Some of the fantastic resources used in creating this post are:
- https://towardsdatascience.com/retrieving-openstreetmap-data-in-python-1777a4be45bb
- https://geopandas.org/reference.html#geodataframe
- https://osmnx.readthedocs.io/en/stable/index.html
Let's get started, always beginning by importing the necessary packages. This environment was created using Anaconda, as setting up GDAL
for Windows can be painful at the best of time, and Anaconda automates this process for us. This stackoverflow question also helped with setting up https://stackoverflow.com/questions/59802791/installing-osmnx-with-anaconda.
Note that we set up the format for matplotlib as svg, as this will help out for our plots in this case. Svg is a file format which is a vector graphic. This means that everything in the 'image' is drawn mathematically allowing for 'infinite' resolution.
import osmnx as ox
ox.config(log_console=True, use_cache=True)
import matplotlib.pyplot as plt
from IPython.display import set_matplotlib_formats
import pandas as pd
import seaborn as sns
%matplotlib inline
set_matplotlib_formats('svg')
ox.__version__
osmnx
allows us to access the plethora of data that is OpenStreetMap. OpenStreetMap is a map of the world, created by people like you and free to use under an open license. OpenStreetMap contains data on streets, buildings, elevations, terrain and more. osmnx
can extract this data in a variety of methods, the main one we are interested in is the graph representation of the data (which is used for the streets). We extract the data for our area by providing an address, filter by the type of network ('drive' in this case) and providing a specific distance away from this address. We plot this data to see the extent of the extracted data.
address = "Beach Rd, Redhead NSW 2290, Australia"
graph = ox.graph_from_address(address,network_type='drive',dist=5000)
fig, ax = ox.plot_graph(graph)
plt.tight_layout()
Next we need to query & analyse this data, which osmnx
conveniently provides us with a function to convert the extracted graph into a GeoDataFrame
.
nodes, streets = ox.graph_to_gdfs(graph)
display(streets)
To query the dataset for the road type, we need to extract this from the roads name.
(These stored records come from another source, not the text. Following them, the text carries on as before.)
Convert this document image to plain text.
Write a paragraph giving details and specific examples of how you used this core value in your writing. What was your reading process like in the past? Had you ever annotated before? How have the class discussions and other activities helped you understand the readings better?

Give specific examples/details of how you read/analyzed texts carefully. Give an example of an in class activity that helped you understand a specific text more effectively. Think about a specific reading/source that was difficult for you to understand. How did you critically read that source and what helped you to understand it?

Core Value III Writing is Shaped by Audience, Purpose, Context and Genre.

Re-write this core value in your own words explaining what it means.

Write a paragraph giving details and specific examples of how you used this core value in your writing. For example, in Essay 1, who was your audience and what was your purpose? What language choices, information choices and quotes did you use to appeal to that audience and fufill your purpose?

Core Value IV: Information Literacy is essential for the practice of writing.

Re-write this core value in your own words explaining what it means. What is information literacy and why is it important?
For some roads in the dataset, multiple road names are provided so we just take the first in this case and drop all roads without a name. To get the last word in the road name, we split the string by spaces into a list and then take the last element in the list.
def get_road_type(street_name):
if isinstance(street_name,list):
street_name = street_name[0]
return street_name.split()[-1]
streets = streets[streets['name'].notna()]
streets['street_type'] = streets['name'].apply(get_road_type)
display(streets)
Finally time to plot! Since the legend in this case can potentially be very large, we provide some specifics on locating the legend.
ax = streets.plot(column='street_type',legend=True,legend_kwds={'bbox_to_anchor':(0.5,-0.05),'shadow':True,'ncol':3,'loc':'upper center'})
ax.axis('off')
fig = ax.get_figure()
fig.savefig('street_type_map.svg',bbox_inches='tight')
Interestingly the connections between the suburbs and the main distributors within the suburbs are all roads. While all the networks inside the suburbs are streets, and the highways/bypass stand out well and truly.
Now let's find the distribution of types of streets in our dataset.
streets = streets.astype(str).drop_duplicates(['name'])
street_types = pd.DataFrame(streets["street_type"].apply(pd.Series)[0].value_counts().reset_index())
street_types.columns = ["type", "count"]
fig, ax = plt.subplots(figsize=(12,10))
sns.barplot(y="type", x="count", data=street_types, ax=ax)
plt.tight_layout()
plt.savefig("street_type_bar_chart.svg")
There was a lot more 'closes' than I expected, but interesting nonetheless.
You can run this analysis yourself on wherever you'd like, change the address & distance and re-run this notebook!